A completed Inktober

Who remembers Clovember, in which the idea was to draw your clothes every day through the month of November?

Well, perhaps I’m a sucker for these portmanteau-titled month-long challenges, because along came Inktober (draw something in ink daily for 31 days) and I did my usual thing (“No promises; I might just do one or two”), before immediately feeling that I had no other choice but to complete the challenge.

Oct 28: Hundreds of migrants are stranded in Budapest after police stop trains leaving for Austria and Germany in a bid to prevent them from travelling onwards.

You can choose to work from a list of daily prompts, but I made a swift and unconsidered decision to base my images on photographs from the news. My motivation was twofold:
– News photographs often contain people in dramatic but unposed compositions, which hopefully would teach me new angles and ways in which humans intersect, to carry through to my work in comics;
– We see so many images online every day; by drawing them, I wouldn’t be able to just scroll by and hardly understand what I was seeing. Instead, I’d be thinking about each person as I drew them.

Oct 30: French president Emmanuel Macron plays it cool when catching a whiff of marijuana during a visit to French Guiana, warning youngsters that it won’t help with their schoolwork.

The kind of pictures I chose


As always with this kind of project, it took a few days for me to settle in and understand exactly what I was doing.
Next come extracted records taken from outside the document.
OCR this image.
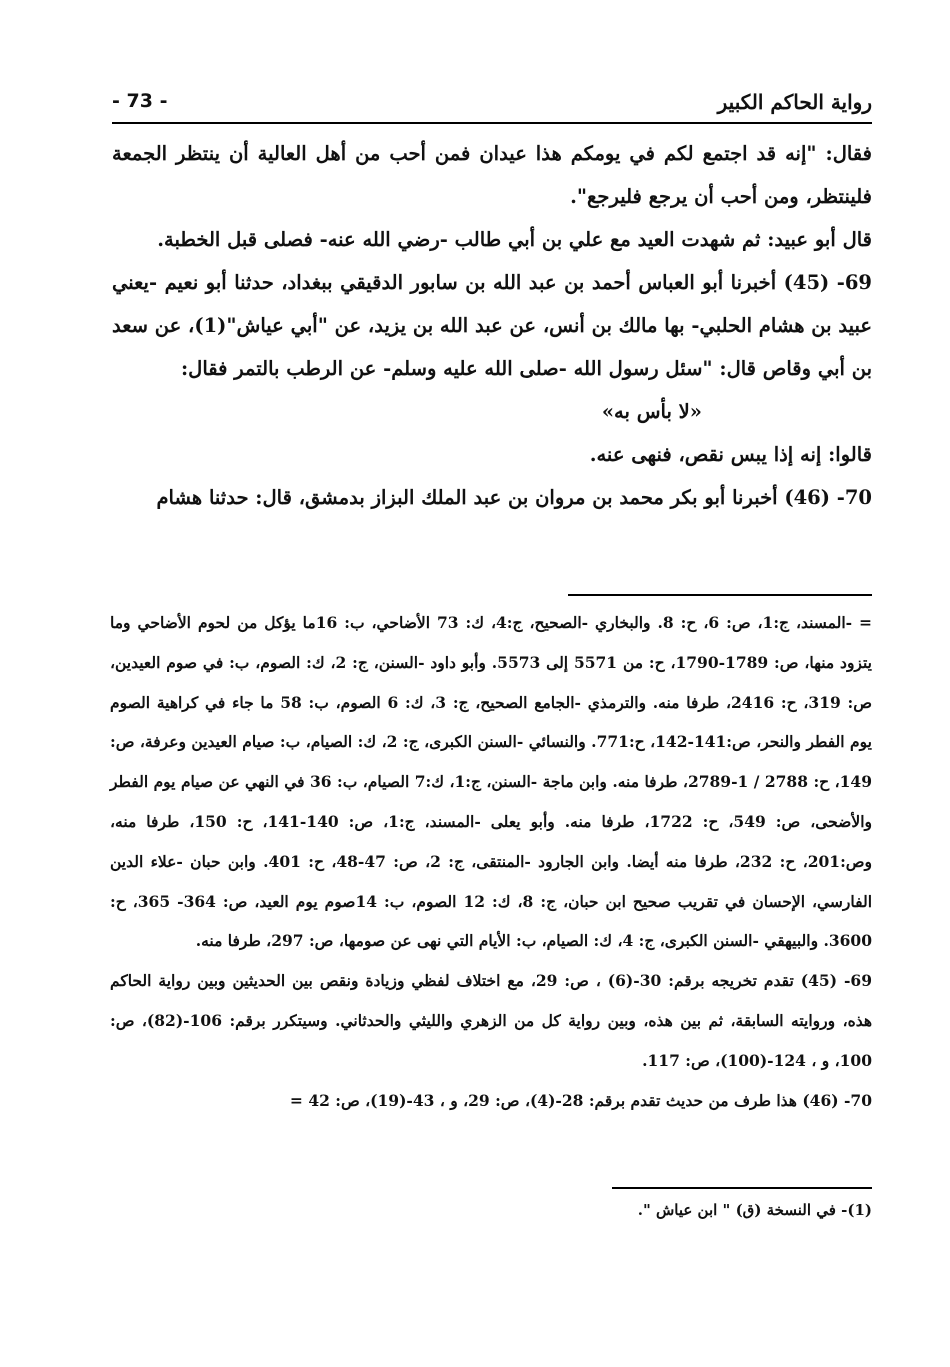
رواية الحاكم الكبير
- 73 -

فقال: "إنه قد اجتمع لكم في يومكم هذا عيدان فمن أحب من أهل العالية أن ينتظر الجمعة فلينتظر، ومن أحب أن يرجع فليرجع".

قال أبو عبيد: ثم شهدت العيد مع علي بن أبي طالب -رضي الله عنه- فصلى قبل الخطبة.

69- (45) أخبرنا أبو العباس أحمد بن عبد الله بن سابور الدقيقي ببغداد، حدثنا أبو نعيم -يعني عبيد بن هشام الحلبي- بها مالك بن أنس، عن عبد الله بن يزيد، عن "أبي عياش"(1)، عن سعد بن أبي وقاص قال: "سئل رسول الله -صلى الله عليه وسلم- عن الرطب بالتمر فقال:

«لا بأس به»

قالوا: إنه إذا يبس نقص، فنهى عنه.

70- (46) أخبرنا أبو بكر محمد بن مروان بن عبد الملك البزاز بدمشق، قال: حدثنا هشام

= -المسند، ج:1، ص: 6، ح: 8. والبخاري -الصحيح، ج:4، ك: 73 الأضاحي، ب: 16ما يؤكل من لحوم الأضاحي وما يتزود منها، ص: 1789-1790، ح: من 5571 إلى 5573. وأبو داود -السنن، ج: 2، ك: الصوم، ب: في صوم العيدين، ص: 319، ح: 2416، طرفا منه. والترمذي -الجامع الصحيح، ج: 3، ك: 6 الصوم، ب: 58 ما جاء في كراهية الصوم يوم الفطر والنحر، ص:141-142، ح:771. والنسائي -السنن الكبرى، ج: 2، ك: الصيام، ب: صيام العيدين وعرفة، ص: 149، ح: 2788 / 1-2789، طرفا منه. وابن ماجة -السنن، ج:1، ك:7 الصيام، ب: 36 في النهي عن صيام يوم الفطر والأضحى، ص: 549، ح: 1722، طرفا منه. وأبو يعلى -المسند، ج:1، ص: 140-141، ح: 150، طرفا منه، وص:201، ح: 232، طرفا منه أيضا. وابن الجارود -المنتقى، ج: 2، ص: 47-48، ح: 401. وابن حبان -علاء الدين الفارسي، الإحسان في تقريب صحيح ابن حبان، ج: 8، ك: 12 الصوم، ب: 14صوم يوم العيد، ص: 364- 365، ح: 3600. والبيهقي -السنن الكبرى، ج: 4، ك: الصيام، ب: الأيام التي نهى عن صومها، ص: 297، طرفا منه.

69- (45) تقدم تخريجه برقم: 30-(6) ، ص: 29، مع اختلاف لفظي وزيادة ونقص بين الحديثين وبين رواية الحاكم هذه، وروايته السابقة، ثم بين هذه، وبين رواية كل من الزهري والليثي والحدثاني. وسيتكرر برقم: 106-(82)، ص: 100، و ، 124-(100)، ص: 117.

70- (46) هذا طرف من حديث تقدم برقم: 28-(4)، ص: 29، و ، 43-(19)، ص: 42 =

(1)- في النسخة (ق) " ابن عياش ".
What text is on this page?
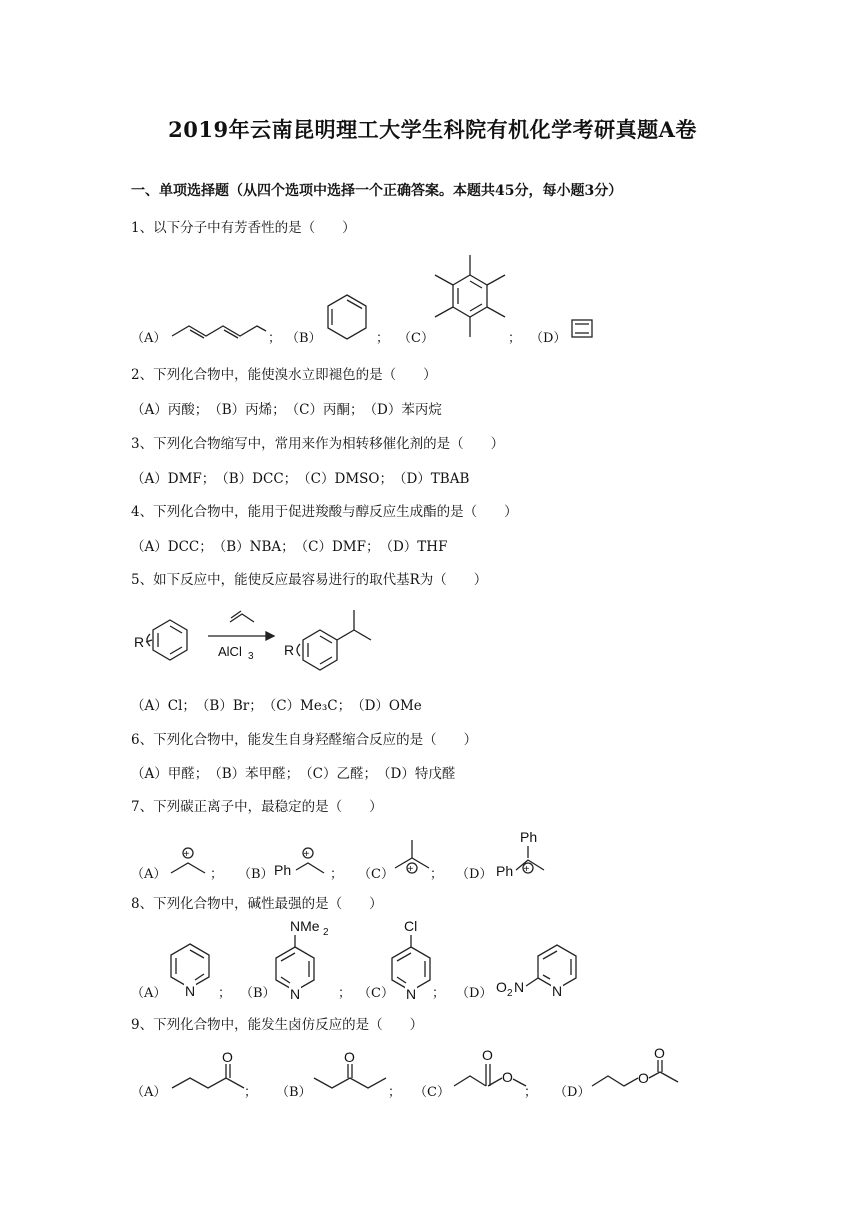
2019年云南昆明理工大学生科院有机化学考研真题A卷
一、单项选择题（从四个选项中选择一个正确答案。本题共45分，每小题3分）
1、以下分子中有芳香性的是（　　）
（A）	； （B）	； （C）	； （D）
2、下列化合物中，能使溴水立即褪色的是（　　）
（A）丙酸；　（B）丙烯；　（C）丙酮；　（D）苯丙烷
3、下列化合物缩写中，常用来作为相转移催化剂的是（　　）
（A）DMF；　（B）DCC；　（C）DMSO；　（D）TBAB
4、下列化合物中，能用于促进羧酸与醇反应生成酯的是（　　）
（A）DCC；　（B）NBA；　（C）DMF；　（D）THF
5、如下反应中，能使反应最容易进行的取代基R为（　　）
R
AlCl 3 R
（A）Cl；　（B）Br；　（C）Me₃C；　（D）OMe
6、下列化合物中，能发生自身羟醛缩合反应的是（　　）
（A）甲醛；　（B）苯甲醛；　（C）乙醛；　（D）特戊醛
7、下列碳正离子中，最稳定的是（　　）
（A）
+
； （B） Ph
+
； （C） + ； （D）
Ph
Ph +
8、下列化合物中，碱性最强的是（　　）
（A） N ； （B）
NMe 2
N	； （C）
Cl
N ； （D） O 2 N N
9、下列化合物中，能发生卤仿反应的是（　　）
（A）
O
； （B）
O
； （C）
O
O
； （D）
O
O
After a week or so, I began to know exactly what sort of photographs I was scouting for (a process that often took as long as the actual drawing). Elements that attracted me were:
– Crowds of people, often swarming around a central point: an interviewee surrounded by journalists with recording devices; a protester being manhandled by multiple police officers; a speaker being harangued by opponents;

Oct 23: Demonstrators on both sides demonstrate outside a university where white supremacist Richard Spencer was speaking.
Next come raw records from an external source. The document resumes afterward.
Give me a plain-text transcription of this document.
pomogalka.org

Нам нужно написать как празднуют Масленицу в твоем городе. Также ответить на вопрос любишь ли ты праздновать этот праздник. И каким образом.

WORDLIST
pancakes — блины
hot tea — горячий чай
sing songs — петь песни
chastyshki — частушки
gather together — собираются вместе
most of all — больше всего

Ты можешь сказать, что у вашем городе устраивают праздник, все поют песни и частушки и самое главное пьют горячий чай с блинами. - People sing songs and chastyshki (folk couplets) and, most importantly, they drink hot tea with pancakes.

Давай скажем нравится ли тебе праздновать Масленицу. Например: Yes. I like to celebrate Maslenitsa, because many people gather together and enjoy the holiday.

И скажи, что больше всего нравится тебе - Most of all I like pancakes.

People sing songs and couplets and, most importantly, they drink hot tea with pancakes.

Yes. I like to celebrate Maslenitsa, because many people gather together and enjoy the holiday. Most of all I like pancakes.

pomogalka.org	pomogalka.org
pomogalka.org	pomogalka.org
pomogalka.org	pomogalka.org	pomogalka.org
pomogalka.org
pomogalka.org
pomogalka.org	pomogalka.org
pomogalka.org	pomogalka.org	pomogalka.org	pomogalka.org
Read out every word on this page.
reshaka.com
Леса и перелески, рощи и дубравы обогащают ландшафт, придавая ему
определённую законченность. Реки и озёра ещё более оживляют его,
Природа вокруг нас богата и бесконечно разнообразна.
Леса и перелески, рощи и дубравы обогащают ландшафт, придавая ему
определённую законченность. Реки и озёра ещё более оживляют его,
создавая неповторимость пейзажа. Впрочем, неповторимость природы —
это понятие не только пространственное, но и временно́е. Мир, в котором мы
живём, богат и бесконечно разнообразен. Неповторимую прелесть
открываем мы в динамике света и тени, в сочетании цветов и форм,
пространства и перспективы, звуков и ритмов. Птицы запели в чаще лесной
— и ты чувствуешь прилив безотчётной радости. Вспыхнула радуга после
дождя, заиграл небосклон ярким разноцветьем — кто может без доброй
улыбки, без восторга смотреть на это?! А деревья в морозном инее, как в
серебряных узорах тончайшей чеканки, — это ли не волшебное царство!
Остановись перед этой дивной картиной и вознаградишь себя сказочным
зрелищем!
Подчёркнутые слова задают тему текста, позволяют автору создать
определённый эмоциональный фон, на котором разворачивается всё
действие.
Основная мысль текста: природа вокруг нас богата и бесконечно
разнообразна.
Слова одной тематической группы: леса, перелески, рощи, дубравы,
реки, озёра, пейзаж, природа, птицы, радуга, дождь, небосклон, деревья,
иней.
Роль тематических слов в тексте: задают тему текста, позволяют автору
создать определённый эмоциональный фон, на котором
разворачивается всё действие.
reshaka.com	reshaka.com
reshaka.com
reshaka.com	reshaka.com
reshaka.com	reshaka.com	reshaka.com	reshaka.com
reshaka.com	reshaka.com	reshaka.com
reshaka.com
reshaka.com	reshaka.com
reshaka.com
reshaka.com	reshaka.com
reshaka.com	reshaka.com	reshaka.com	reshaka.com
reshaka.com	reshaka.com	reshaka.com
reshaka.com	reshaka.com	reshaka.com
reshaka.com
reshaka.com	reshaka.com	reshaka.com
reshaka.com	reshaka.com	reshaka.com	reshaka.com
– Compositions where one or more people were in the foreground with others in the background, ie differences of scale;
Oct 19: An outbreak of plague has killed 74 people in Madagascar.

– Complicated scenes where it is hard to tell which body part belongs to whom
Oct 6: Syrian Democratic Forces help a shell-shocked comrade to his feet.

– Interesting clothes, faces, poses and expressions.
Oct 14: High court judges take a selfie at the valediction ceremony for Mr Justice Bodey.

How I worked

The only Inktober rule is that you use ink. In most cases, I went straight to pen without any pencil drawing first, although there are a few exceptions to this, especially early in the month.

Drawings took between 20 minutes and an hour. I managed a daily drawing despite being ill for two of the days, home late on one of them (resulting in a late-night drawing) and away with work and comics stuff for another four.

Oct 3: People filling containers with water in an area hit by the hurricane in Puerto Rico

What I learned


– This sort of project always requires you to set aside concerns about sharing work that isn’t perfect or as good as you’d like (unless you have all day to redraw the images that don’t come out as you’d like);
– But equally, in the doing, sometimes images emerge that really surprise you, drawn in a way you probably wouldn’t otherwise have arrived at;
– By sharing them on Instagram or Twitter, you get immediate feedback in the form of a ‘like’ count, and the ones which followers like are not always the same as the ones you like yourself;
– Drawing hands will never be easy.

Oct 22: Pole dancing could become an Olympic event. A member of the Chinese national pole dancing team practices.

Next time


I really hope I can immediately apply some of the experience from this Inktober to my drawings. And next time, I’d like to choose a theme that encouraged me to loosen up rather than to lean towards my natural tendency of tight detail like this. So, perhaps something more imaginary and fanciful. Can someone remind me of that on Sept 30 2018, please?